Sound and light being associated in my young mind of fifty years ago with divine operations by means of which man communicates with man, beast with beast, stars with stars, and man with his Creator, it is obvious that I meditated much about the nature of sound and of light. I still believe that these modes of communication are the fundamental operations in the physical universe and I am still meditating about their nature.

“General View of Apparatus used by Dr. Pupin” (Smithsonian Report, 1901)

Pupin would go on to become one of America’s most prolific inventors. The recipient of eighteen doctorates, he would make significant contributions to early X-ray imaging and would revolutionize telecommunication with his invention of a loading coil that greatly extended the long-distance range of signal transmission across telephone wires. A founding member of NASA predecessor NACA, he would preside over some of the country’s most esteemed scientific institutions, including the New York Academy of Sciences and the American Association for the Advancement of Science. A lunar crater bears his name.

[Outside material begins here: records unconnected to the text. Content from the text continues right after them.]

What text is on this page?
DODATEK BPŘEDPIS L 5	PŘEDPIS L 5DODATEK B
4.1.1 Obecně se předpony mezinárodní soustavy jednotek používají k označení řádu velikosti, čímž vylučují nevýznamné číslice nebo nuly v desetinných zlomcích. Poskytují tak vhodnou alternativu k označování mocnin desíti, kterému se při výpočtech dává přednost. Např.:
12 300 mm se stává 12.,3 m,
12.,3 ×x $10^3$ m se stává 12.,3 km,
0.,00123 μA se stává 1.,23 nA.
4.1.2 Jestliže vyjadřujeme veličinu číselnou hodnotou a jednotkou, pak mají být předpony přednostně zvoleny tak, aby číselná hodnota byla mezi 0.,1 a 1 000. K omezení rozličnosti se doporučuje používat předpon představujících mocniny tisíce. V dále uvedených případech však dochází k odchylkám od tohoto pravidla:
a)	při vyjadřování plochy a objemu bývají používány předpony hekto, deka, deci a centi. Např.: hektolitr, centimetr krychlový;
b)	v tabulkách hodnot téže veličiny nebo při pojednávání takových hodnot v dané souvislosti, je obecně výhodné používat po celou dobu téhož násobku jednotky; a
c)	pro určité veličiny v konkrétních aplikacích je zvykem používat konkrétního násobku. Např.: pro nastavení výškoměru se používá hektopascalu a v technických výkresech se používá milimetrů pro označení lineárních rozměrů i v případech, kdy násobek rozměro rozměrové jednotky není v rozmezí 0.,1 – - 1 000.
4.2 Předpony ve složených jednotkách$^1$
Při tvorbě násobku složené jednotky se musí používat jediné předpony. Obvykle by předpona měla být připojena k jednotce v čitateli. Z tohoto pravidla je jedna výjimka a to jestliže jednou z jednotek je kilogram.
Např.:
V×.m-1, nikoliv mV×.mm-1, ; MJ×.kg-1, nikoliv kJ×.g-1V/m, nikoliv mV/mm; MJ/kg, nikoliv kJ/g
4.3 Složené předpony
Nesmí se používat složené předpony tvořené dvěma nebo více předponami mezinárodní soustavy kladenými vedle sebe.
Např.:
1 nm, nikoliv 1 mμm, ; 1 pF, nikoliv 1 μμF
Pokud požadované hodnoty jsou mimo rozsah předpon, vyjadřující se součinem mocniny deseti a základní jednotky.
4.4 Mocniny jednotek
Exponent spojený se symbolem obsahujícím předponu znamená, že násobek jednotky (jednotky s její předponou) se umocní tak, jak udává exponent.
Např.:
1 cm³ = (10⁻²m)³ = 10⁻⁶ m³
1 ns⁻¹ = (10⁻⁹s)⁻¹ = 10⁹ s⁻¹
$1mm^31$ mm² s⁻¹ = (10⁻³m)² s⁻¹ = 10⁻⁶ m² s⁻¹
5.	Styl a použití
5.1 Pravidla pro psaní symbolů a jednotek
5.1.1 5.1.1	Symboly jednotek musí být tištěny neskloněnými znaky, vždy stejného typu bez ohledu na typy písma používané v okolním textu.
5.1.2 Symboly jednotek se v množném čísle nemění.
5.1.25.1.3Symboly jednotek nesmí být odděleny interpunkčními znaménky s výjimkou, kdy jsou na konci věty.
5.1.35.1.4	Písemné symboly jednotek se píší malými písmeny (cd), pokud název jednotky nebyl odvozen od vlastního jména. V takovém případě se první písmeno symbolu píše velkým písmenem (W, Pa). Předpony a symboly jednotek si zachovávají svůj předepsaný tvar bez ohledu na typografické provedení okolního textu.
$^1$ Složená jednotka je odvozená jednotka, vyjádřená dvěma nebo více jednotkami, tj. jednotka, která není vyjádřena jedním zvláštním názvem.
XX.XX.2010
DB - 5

From Immigrant to Inventor (public library), which I discovered through an admiring mention in Freeman Dyson’s letters, is a magnificent read in its totality — one of those rare books, on par with Oliver Sacks’s On the Move and Erwin Chargaff’s Heraclitean Fire, in which a visionary scientist looks back on a life of strife and achievement to emerge with something larger than an autobiography, radiating into philosophy, politics, cultural history, and creative inquiry. Complement this particular portion with Margaret Mead and James Baldwin’s fantastic forgotten conversation about the problematic metaphor of the “melting pot” and Alfred Kazin on loneliness and the immigrant experience.